Pino made her competitive senior debut for the Philippines at the 2026 AFC Women's Asian Cup qualifiers scoring her first international goal in a 3–0 win against Saudi Arabia on June 29, 2025 in their opening match, where she was named Player of the Match. She added another goal in a 6–0 victory against Cambodia on July 2. In the final group match against Hong Kong, she provided the assist for Chandler McDaniel's fourth minute goal, helping the Philippines secure a 1–0 win and qualification for the 2026 AFC Women's Asian Cup.

In December 2025, Pino was selected as part of the Philippines squad for the 2025 SEA Games. She scored a hat trick in a 6–0 win against Malaysia, helping the Philippines advance to the semifinals.
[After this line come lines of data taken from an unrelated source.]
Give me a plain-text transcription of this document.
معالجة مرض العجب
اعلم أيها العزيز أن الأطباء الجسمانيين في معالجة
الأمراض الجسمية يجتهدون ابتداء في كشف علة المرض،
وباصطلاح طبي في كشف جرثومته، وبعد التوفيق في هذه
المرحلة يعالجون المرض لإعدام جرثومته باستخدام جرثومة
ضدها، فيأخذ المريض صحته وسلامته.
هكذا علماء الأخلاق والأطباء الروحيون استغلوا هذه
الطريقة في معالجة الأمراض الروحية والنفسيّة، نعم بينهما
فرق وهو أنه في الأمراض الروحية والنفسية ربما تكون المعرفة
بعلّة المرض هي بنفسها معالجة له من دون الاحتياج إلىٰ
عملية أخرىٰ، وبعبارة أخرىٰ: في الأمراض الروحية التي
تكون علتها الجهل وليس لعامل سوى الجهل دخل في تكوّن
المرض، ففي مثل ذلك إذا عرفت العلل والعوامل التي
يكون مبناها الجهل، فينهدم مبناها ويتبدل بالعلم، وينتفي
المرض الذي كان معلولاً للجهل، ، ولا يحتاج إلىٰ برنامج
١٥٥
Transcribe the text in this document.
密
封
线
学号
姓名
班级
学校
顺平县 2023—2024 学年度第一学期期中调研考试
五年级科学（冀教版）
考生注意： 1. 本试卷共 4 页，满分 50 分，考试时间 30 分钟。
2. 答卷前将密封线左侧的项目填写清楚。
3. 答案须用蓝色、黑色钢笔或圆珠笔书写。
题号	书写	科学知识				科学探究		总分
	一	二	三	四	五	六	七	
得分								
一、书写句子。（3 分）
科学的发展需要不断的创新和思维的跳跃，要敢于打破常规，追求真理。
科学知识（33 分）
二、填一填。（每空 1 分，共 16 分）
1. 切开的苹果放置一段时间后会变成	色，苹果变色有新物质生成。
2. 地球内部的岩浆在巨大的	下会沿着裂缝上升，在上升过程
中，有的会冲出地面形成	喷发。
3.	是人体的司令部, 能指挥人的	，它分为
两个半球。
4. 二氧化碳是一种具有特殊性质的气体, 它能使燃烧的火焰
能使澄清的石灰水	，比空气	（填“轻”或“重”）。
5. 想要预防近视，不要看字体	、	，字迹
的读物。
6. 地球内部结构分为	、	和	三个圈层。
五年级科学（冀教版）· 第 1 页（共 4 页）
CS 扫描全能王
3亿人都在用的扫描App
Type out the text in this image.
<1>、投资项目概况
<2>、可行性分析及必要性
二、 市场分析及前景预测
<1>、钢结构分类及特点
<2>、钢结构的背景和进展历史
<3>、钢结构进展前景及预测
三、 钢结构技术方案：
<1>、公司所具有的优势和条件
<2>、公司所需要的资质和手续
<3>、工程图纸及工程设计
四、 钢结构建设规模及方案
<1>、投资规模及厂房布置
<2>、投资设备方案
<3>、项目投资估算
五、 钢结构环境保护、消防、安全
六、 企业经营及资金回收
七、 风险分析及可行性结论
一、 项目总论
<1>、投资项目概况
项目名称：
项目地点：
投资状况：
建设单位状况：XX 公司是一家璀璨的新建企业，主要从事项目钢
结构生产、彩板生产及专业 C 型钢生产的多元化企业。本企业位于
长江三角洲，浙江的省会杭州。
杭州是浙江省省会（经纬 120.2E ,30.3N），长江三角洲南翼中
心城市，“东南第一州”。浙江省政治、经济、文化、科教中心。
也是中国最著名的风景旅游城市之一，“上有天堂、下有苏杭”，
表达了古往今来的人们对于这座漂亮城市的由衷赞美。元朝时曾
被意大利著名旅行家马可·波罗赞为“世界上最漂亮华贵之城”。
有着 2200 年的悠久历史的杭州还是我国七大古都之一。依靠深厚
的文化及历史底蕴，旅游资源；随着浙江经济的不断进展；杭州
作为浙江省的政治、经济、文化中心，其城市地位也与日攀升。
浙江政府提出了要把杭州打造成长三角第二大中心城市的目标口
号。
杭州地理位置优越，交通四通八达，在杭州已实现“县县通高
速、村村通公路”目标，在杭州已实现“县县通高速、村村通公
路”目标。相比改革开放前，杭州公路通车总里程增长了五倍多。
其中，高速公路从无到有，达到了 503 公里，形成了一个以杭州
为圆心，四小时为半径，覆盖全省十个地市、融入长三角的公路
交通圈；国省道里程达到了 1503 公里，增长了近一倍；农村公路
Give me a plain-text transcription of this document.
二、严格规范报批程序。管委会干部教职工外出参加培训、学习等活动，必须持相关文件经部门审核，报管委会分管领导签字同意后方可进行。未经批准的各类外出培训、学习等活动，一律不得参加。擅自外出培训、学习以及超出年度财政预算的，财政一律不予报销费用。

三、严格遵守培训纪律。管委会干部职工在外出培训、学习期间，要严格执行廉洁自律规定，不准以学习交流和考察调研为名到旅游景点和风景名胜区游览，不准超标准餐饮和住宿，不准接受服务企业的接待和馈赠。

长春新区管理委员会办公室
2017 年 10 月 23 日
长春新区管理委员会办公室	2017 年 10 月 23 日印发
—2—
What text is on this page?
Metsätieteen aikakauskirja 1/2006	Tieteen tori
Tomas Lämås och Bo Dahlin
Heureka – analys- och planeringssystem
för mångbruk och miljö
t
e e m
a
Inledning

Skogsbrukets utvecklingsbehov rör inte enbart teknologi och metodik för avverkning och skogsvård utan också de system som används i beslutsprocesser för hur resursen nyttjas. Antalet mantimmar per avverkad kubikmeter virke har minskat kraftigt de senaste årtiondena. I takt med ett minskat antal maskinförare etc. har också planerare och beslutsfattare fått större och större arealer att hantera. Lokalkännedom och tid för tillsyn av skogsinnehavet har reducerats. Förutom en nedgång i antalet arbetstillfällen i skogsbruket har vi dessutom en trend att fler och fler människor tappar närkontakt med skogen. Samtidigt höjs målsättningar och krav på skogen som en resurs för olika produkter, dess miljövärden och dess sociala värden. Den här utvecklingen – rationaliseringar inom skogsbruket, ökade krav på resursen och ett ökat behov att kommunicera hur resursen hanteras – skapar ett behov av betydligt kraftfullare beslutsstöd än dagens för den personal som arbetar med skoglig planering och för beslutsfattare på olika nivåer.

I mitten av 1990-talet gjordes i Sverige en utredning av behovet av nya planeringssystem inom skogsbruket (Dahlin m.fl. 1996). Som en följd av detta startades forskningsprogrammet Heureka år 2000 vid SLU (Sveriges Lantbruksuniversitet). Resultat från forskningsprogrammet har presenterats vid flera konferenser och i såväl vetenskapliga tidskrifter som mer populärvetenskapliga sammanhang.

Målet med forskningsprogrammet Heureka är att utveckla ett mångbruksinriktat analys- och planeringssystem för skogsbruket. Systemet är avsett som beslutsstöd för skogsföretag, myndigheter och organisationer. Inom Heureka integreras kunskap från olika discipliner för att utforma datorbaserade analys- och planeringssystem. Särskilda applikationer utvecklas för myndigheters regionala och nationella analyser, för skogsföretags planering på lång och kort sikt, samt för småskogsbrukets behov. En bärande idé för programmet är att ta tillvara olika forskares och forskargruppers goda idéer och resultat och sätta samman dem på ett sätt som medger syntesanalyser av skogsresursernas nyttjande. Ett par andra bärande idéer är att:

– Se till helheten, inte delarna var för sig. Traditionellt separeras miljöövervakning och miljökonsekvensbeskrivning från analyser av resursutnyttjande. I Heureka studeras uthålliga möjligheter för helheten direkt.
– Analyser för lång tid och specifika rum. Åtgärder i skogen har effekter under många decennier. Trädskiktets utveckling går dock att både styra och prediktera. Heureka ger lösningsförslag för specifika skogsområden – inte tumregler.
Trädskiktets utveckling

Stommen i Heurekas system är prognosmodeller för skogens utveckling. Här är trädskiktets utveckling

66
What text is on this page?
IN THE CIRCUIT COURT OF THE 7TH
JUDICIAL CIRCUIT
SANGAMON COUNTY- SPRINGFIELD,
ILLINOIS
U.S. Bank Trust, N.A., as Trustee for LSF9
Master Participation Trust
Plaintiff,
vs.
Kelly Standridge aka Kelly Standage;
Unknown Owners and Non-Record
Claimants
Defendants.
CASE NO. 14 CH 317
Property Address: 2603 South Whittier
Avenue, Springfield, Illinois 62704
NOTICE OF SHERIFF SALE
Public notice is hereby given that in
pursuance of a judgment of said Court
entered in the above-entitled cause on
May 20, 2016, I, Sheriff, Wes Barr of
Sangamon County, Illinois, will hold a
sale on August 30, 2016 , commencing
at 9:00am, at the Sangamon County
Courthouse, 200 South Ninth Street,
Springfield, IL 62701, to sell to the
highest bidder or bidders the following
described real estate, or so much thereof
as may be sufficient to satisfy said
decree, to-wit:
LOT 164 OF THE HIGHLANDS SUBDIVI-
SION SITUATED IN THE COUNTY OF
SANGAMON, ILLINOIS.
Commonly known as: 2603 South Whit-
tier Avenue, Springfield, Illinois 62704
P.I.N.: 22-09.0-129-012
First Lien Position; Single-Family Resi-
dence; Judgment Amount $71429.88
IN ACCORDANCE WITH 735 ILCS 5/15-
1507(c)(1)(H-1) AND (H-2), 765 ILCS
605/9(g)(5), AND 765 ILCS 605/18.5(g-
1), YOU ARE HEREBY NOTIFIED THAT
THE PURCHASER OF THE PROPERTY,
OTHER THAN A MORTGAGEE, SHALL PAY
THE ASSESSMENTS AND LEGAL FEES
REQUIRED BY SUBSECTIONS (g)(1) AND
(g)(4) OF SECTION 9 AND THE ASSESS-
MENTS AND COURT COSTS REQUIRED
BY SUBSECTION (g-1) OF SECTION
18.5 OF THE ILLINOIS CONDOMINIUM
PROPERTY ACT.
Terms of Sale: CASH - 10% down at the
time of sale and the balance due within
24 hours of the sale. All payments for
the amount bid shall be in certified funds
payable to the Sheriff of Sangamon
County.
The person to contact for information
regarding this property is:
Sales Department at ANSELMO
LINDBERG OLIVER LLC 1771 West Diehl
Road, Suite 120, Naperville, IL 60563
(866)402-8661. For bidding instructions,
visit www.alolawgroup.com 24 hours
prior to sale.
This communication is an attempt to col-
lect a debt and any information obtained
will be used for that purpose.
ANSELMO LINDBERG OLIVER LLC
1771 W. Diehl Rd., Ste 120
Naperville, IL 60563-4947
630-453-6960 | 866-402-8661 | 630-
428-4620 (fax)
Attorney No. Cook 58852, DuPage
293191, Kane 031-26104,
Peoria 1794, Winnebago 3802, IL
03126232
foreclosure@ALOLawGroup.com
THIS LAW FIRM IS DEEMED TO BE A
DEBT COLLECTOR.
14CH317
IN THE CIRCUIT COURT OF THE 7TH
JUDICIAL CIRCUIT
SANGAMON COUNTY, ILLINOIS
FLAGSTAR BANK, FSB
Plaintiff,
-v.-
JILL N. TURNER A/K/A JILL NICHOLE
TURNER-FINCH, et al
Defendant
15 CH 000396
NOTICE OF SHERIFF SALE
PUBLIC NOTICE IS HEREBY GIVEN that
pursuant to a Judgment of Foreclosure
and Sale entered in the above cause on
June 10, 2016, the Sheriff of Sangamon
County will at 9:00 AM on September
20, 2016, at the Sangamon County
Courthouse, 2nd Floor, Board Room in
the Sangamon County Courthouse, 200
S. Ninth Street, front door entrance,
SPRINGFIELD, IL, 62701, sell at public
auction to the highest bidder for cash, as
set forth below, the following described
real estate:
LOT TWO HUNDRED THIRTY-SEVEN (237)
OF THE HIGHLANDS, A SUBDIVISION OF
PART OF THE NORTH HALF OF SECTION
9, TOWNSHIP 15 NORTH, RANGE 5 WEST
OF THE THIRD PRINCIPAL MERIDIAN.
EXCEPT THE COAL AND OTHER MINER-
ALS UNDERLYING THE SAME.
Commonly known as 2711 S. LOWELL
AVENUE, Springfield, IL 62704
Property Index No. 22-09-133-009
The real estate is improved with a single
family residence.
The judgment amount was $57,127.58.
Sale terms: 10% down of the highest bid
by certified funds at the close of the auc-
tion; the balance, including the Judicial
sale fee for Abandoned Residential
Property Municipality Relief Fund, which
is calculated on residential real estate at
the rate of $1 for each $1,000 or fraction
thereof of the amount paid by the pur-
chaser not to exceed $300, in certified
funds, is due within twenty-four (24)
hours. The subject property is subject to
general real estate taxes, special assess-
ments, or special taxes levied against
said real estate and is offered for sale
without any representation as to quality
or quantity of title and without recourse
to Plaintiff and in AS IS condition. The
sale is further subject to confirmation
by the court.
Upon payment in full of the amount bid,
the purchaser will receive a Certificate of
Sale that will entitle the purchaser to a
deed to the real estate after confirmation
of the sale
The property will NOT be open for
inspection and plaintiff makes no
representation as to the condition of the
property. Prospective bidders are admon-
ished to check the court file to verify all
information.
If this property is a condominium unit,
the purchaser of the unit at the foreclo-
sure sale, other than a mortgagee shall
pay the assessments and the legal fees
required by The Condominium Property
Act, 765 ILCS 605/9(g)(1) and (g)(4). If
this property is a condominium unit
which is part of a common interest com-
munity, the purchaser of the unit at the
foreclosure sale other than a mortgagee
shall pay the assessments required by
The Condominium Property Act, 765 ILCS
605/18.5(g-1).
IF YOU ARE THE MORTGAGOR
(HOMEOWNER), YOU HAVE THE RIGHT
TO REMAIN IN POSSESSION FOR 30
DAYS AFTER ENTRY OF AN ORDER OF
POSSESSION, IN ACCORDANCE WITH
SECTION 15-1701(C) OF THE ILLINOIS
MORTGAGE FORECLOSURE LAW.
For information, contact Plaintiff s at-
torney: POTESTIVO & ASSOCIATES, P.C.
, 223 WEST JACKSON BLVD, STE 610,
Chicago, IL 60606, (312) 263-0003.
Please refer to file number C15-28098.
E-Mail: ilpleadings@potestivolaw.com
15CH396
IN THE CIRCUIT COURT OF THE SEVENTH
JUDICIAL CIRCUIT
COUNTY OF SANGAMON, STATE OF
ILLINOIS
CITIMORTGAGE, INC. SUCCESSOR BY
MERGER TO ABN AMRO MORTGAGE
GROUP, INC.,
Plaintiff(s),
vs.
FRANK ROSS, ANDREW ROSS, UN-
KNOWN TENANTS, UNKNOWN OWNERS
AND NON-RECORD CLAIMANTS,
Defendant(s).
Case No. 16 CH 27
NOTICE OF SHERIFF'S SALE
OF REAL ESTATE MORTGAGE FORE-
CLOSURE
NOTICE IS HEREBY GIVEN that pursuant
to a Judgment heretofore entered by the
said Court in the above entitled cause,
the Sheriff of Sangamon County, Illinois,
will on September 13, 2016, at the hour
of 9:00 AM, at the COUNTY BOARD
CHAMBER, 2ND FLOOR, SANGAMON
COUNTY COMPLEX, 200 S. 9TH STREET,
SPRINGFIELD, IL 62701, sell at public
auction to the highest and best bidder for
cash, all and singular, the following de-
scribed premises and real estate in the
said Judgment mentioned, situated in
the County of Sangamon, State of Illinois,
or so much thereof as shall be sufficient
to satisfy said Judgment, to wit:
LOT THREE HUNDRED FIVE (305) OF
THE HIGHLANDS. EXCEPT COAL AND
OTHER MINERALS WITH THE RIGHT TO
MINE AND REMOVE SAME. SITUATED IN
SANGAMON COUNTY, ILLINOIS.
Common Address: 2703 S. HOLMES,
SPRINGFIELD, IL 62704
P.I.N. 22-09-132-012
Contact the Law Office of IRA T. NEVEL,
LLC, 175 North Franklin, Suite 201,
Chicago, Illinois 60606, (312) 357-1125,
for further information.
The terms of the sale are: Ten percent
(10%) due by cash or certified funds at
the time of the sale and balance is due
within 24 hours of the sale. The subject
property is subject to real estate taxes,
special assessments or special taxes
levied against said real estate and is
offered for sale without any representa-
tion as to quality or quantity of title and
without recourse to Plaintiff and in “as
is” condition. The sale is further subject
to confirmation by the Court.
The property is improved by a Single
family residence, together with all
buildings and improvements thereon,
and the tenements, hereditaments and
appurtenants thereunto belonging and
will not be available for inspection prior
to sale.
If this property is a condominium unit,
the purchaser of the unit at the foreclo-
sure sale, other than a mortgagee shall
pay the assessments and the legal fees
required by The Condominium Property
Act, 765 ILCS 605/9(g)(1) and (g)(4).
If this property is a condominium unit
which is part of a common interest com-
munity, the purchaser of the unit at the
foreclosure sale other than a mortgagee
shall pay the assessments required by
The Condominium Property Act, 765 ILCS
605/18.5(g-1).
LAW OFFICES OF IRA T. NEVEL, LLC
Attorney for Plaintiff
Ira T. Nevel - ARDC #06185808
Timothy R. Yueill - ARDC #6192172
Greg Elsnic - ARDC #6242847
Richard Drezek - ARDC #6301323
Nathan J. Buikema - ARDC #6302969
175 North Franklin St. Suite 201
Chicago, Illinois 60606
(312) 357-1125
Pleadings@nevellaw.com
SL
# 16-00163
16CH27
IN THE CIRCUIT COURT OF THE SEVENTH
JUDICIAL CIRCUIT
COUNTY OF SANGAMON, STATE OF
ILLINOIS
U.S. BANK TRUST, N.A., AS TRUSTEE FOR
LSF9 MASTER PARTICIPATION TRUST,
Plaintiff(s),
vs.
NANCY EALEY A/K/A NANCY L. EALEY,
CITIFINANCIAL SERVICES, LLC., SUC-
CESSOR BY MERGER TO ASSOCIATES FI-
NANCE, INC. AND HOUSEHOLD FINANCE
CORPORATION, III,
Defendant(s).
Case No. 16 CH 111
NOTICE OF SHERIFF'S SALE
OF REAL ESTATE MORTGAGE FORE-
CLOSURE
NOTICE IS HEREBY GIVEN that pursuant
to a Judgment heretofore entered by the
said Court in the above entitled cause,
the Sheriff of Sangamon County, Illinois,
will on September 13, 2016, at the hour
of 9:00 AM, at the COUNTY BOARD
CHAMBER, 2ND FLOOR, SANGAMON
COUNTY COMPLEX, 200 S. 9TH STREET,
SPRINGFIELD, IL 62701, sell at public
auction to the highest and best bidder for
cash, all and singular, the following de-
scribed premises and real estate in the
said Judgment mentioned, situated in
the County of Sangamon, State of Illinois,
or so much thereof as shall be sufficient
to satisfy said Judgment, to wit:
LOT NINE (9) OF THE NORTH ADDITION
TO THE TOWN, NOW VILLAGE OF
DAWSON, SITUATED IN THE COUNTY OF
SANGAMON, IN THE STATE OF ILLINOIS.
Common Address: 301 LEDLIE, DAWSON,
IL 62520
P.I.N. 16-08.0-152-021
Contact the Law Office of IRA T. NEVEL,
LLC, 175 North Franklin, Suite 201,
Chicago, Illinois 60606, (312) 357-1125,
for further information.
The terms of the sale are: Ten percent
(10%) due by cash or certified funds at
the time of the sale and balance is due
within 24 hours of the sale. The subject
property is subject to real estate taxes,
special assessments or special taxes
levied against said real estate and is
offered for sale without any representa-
In the final, after a scoreless draw following extra time, she scored the second penalty in the shootout as the Philippines defeated Vietnam 6–5 to win their historic first-ever gold medal at the SEA Games.

==Career statistics==
=== International ===

Appearances and goals by national team and year
| National team | Year | Apps | Goals |
| Philippines | 2024 | 2 | 0 |
| 2025 | 8 | 5 |
| 2026 | 4 | 0 |
| Total |  | 14 | 5 |

Scores and results list Philippine's goal tally first, score column indicates score after each Pino goal.

List of international goals scored by Alexa Pino
| No. | Date | Venue | Opponent | Score | Result | Competition | Ref. |
| 1. | June 29, 2025 | Olympic Stadium, Phnom Penh, Cambodia | Saudi Arabia | 3–0 | 3–0 | 2026 AFC Women's Asian Cup qualification |  |
| 2. | July 2, 2025 | Cambodia | 1–0 | 6–0 |  |
| 3. | December 11, 2025 | IPE Chonburi Stadium, Chonburi, Thailand | Malaysia | 1–0 | 6–0 | 2025 SEA Games |  |
| 4. | 2–0 |
| 5. | 4–0 |

==Personal life==
Pino is eligible to represent the Philippines through her father, who is of Filipino descent.